Star-Bulletin Sports

Sunday, August 19, 2001


Aleksndar Stefanov, 8, learns a few moves from veteran players.

Board stories

Known for its surfers who rip
on boards, Waikiki Beach is also
a home to players and
their chess boards

By C.R. Dudley

AN elderly Caucasian man peaks over your shoulder, rocking on his tiptoes to see the positions of the pieces on the chessboard. He's wrinkled, but not just average wrinkled. He's a deep craggy wrinkled that speaks of years of substance abuse of one form or another.

You shy away from him and his odor, but then realize you're concentrating on him more than your opponent's attacking knight, which is advancing in concert with a rook. Adding to that threat, a plastic phalanx of pawns skewers your center defense.

It's just a matter of time before your opponent can declare victory -- but not much time. This is quick chess.

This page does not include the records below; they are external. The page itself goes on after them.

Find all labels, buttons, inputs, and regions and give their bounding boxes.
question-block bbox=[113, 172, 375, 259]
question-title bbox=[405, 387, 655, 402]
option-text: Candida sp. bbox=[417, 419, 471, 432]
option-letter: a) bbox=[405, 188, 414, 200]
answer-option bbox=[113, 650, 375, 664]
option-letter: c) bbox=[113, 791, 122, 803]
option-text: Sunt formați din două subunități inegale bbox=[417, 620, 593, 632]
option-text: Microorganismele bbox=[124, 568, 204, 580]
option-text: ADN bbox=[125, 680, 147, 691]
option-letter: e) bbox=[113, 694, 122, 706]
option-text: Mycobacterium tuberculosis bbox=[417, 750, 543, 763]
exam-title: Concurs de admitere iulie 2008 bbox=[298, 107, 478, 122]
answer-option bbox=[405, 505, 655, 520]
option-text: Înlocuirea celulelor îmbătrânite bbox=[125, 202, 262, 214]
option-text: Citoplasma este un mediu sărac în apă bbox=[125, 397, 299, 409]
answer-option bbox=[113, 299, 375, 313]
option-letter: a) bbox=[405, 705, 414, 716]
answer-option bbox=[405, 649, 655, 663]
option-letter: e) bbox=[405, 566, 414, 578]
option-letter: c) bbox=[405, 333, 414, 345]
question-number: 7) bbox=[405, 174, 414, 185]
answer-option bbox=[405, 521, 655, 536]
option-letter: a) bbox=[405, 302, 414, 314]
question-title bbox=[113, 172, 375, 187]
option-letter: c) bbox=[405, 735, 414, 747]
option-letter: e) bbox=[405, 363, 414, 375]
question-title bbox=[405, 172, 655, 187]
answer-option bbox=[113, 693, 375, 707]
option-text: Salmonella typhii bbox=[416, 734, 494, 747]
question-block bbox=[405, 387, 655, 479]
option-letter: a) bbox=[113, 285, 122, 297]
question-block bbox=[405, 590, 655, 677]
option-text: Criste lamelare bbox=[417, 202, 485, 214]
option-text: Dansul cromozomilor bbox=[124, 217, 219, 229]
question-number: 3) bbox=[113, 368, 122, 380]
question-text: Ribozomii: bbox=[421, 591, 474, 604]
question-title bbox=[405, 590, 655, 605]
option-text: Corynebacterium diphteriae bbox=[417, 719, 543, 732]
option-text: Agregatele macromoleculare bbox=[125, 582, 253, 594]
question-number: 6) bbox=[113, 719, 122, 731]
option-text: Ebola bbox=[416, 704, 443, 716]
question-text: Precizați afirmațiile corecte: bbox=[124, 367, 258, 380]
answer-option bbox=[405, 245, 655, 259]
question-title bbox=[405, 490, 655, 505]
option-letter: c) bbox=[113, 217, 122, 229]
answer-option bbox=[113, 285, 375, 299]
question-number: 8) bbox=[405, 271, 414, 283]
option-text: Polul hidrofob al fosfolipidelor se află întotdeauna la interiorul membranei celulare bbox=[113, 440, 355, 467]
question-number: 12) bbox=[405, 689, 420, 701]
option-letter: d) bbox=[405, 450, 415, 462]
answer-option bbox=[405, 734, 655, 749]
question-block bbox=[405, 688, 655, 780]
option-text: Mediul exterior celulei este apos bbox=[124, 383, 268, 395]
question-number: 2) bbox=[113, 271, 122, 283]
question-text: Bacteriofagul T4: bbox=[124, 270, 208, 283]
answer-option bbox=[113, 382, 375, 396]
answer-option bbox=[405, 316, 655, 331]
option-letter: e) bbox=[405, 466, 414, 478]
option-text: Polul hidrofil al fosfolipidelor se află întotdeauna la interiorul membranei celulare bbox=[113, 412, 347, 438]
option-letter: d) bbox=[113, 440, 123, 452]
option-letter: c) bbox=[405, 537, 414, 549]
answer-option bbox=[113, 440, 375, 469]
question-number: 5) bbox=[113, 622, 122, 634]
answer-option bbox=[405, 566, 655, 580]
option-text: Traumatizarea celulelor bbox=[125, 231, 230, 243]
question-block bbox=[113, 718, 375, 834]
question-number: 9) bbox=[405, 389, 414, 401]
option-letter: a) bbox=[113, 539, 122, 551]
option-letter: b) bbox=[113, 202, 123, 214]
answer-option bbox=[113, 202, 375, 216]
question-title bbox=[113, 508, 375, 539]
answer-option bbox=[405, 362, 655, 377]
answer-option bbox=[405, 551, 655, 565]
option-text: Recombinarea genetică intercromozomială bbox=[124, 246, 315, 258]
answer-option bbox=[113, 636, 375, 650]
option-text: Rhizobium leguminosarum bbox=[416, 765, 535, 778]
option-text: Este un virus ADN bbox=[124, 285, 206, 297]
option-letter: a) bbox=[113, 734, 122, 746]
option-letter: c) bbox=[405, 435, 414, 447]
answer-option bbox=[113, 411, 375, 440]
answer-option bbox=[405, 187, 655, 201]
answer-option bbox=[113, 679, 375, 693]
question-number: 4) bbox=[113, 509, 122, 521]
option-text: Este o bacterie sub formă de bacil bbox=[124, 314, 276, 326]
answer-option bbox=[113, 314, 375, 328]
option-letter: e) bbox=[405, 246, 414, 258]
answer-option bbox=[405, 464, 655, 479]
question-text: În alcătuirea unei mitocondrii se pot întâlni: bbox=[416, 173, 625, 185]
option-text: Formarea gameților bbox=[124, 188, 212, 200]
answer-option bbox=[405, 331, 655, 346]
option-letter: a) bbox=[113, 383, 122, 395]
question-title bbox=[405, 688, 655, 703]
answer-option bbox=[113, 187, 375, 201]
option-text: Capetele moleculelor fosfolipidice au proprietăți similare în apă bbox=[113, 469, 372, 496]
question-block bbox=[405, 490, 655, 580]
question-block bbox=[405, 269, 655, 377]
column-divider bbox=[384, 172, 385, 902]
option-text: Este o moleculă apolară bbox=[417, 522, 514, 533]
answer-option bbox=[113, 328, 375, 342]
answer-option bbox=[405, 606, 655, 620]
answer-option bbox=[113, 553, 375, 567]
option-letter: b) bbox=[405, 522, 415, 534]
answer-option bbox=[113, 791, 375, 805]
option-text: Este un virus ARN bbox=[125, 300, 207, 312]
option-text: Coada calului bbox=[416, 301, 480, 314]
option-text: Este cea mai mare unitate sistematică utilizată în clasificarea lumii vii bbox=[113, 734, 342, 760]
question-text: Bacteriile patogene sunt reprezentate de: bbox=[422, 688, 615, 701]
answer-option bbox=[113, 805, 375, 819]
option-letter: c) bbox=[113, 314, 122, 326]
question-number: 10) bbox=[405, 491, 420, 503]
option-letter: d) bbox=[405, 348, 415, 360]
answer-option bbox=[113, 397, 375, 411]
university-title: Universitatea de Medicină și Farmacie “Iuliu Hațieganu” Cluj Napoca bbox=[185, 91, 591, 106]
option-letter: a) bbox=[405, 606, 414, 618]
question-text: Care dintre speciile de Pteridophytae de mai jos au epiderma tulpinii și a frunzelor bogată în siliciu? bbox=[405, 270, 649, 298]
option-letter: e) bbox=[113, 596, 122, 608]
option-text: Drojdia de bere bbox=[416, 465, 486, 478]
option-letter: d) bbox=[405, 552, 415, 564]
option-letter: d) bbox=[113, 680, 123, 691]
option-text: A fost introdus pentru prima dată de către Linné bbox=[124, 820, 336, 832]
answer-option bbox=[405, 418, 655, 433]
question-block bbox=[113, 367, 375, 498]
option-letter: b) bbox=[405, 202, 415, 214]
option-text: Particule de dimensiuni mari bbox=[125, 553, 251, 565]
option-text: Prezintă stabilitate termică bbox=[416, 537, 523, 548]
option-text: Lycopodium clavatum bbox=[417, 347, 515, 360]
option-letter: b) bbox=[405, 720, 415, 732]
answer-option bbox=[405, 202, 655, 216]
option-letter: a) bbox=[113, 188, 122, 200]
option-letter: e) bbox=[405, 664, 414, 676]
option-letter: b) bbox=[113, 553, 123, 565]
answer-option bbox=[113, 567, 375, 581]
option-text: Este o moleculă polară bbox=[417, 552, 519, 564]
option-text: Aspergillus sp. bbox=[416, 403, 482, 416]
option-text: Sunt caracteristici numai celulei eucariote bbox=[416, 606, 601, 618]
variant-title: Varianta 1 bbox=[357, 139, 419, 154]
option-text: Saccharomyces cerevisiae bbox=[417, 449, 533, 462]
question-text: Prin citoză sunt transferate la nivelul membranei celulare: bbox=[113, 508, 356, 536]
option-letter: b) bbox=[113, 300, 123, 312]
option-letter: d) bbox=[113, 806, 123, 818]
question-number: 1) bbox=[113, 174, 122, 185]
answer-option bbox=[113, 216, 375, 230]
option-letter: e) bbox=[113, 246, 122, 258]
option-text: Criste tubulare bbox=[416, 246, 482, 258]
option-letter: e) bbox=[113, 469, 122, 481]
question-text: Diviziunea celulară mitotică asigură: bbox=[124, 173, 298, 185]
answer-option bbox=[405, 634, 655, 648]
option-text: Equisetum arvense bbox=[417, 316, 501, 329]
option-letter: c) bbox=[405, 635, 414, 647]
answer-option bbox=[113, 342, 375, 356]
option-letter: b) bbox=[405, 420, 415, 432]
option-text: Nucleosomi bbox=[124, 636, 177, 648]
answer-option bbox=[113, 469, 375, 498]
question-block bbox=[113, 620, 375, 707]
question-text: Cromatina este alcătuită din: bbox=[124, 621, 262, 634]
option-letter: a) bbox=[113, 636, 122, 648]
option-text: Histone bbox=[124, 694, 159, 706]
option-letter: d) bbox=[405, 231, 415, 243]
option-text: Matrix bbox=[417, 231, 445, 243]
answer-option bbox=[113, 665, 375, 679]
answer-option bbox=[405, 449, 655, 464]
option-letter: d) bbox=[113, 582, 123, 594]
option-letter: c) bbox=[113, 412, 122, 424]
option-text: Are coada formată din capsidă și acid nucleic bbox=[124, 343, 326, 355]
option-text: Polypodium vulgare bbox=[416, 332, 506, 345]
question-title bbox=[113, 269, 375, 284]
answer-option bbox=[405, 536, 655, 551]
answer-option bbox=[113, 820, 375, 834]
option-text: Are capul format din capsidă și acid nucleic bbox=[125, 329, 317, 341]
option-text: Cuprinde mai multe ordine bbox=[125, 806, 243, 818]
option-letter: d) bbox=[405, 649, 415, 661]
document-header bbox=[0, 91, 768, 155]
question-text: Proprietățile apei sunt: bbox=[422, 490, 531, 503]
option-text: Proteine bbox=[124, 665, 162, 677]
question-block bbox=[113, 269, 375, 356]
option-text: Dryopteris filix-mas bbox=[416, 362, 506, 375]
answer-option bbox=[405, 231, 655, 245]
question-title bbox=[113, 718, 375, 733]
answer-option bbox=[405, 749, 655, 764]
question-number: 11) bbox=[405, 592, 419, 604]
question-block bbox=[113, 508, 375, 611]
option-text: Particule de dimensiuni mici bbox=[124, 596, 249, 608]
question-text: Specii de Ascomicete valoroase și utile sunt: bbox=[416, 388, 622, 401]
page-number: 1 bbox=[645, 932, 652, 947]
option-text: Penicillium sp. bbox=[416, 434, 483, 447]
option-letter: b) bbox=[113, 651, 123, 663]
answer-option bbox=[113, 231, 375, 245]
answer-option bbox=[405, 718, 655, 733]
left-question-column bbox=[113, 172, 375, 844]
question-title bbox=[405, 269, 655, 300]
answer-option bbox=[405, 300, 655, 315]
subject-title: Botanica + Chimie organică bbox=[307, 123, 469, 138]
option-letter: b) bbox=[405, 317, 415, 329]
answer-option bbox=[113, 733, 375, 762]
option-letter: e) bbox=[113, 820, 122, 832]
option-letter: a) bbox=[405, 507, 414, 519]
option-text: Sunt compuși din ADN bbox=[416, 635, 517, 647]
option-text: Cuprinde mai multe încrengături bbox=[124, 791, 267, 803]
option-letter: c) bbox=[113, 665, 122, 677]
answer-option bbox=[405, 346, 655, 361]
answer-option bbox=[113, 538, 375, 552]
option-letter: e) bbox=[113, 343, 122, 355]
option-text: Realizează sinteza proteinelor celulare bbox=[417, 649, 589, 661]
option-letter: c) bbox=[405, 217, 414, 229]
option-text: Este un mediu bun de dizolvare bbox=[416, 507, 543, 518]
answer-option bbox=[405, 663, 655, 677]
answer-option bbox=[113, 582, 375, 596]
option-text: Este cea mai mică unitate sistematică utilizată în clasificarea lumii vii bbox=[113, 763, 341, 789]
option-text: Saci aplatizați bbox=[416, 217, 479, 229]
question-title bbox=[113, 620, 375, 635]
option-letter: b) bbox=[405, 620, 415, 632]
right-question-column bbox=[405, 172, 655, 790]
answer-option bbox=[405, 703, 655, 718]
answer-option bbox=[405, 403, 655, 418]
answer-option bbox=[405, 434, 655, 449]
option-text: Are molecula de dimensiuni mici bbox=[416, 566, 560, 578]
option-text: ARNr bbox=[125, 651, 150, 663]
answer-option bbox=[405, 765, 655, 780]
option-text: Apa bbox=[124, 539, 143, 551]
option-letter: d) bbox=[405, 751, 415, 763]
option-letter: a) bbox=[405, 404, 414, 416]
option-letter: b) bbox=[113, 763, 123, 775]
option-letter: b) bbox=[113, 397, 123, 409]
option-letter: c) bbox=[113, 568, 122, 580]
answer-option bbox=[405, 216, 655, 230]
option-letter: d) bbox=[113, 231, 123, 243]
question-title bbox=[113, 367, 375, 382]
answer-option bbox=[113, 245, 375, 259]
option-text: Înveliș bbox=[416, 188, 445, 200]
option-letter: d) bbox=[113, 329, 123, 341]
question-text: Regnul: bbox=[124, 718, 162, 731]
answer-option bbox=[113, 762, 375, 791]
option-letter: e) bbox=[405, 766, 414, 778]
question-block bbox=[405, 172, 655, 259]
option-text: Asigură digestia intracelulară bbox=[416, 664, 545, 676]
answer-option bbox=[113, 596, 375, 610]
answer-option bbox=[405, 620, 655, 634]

Two players have a maximum of five minutes each to complete an attack or force a would-be Kasparov into a Hesperian victory.

Maybe the elderly man leaning over your shoulder, who huffs an inconsolable, deep sigh -- like he's got a story too long to tell, is just waiting for you to be eliminated so that he can take your seat and give the board owner a real game. Maybe he has no idea what quick chess is about and is just enjoying the placement of black and white pieces on a black and white checkerboard mat. It doesn't matter. Quick chess is captivating.

Getting started

What: Waikiki quick chess.
Where: Kalakaua Avenue near Liliuokalani Avenue
When: Anytime, day or night, if a board and opponent are available.
Cost: $0.

Quick chess. The statement twists on itself. Imagine speed origami or eye-surgery races. Some endeavors just don't lend themselves to duels of speed.

Don't tell that to the cigarette smoking, fifth-nipping scions of quick chess in Waikiki. They gladly set aside the brooding countenances, utter silence and motionless minutes ticking away that are the hallmark of regular chess for lightning-handed, fast-thinking quick chess.

The openings, especially, click away at a frenetic pace. The man moving white (white moves first in chess by convention) starts the game by hitting a special count-down clock and then making his first move and then clicking the clock again. This sets the man playing black's clock to ticking. Ticking away. Ticking away for five precious minutes, which is all he has to defend white's attack.

For your veteran quick chess player, the opening moves are mechanical. For 15 or so moves, lasting a total of 30 to 40 seconds at most, the players move, click, move, click, move, click as they position their pieces in memorized defenses or offenses. The Torre attack is defended by the Caro Kann defense. They are machines, and if you're not a machine at this stage you will be ground up like a sheep caught in a combine.

Alex Rubio, left, loses a quick, five-minute match
to Otniel Pascualin at Waikiki Beach.

The regular players know the standard openings. They rip through them without lifting the cigarettes from their lips. Move, click the clock, move, click the clock, move, click the clock ...

For a beginning quick chess player, the opening moves set the tone for the game to come. Without a knowledge of at least the most fundamental openings, the veteran player will set an offense so overwhelming in its positioning and possibilities that, literally, from the third move he will know if he is going to slaughter the beginning player or not.

For anyone wanting to try quick chess in Waikiki, getting into a game is fairly easy. Stop at one of the tables and watch for awhile to catch the tempo of the games being played. Sometimes there are official clocks and a lot of very serious people standing around or playing. Sometimes games are being played at a more leisurely pace.

Under a structure at Waikiki Beach, chess players
gather for matches daily. Alfonso Dobronski
talks about the game he loves.

Time of day makes no difference. Clocks tick and players make quick-handed decisions at 3 a.m. or 4 p.m. or whenever it happens. If there is a regular schedule, it's an illusive one, existing in the heads of the regular players.

But, players ponder potential offenses in slower games that might be held at lunch or after dinner. It all depends on the boards, clocks and players that happen to be in Waikiki when you arrive. There is no rhyme or reason to it.

As you watch, try to gauge which games are being considered more seriously by the players and those watching. Try to find a game where some conversation is taking place. Or better yet, some laughter.

Once you've identified a forgiving set of players, approach them like any rookie. A somewhat hopeful, "Hey, how can I get a game?" approach is best.

Be straightforward about your abilities. It's not a place to learn the basic moves, but once you've got those down, you can sit at a game in Waikiki and feel comfortable. You'll get crushed by the regular players (don't bet, even if you win the first game, even if you win the second game; don't bet!) initially, but after a few games, you'll start to catch on.

For the person with no prior knowledge of chess, first learn the way each piece moves. The best way to do that is to attend one of the classes offered by the Mililani Chess Club. And then go get run over in Waikiki.

They call it blitz chess. There's a reason for that. Find out what it is by playing it for a little while in Waikiki. A very little while.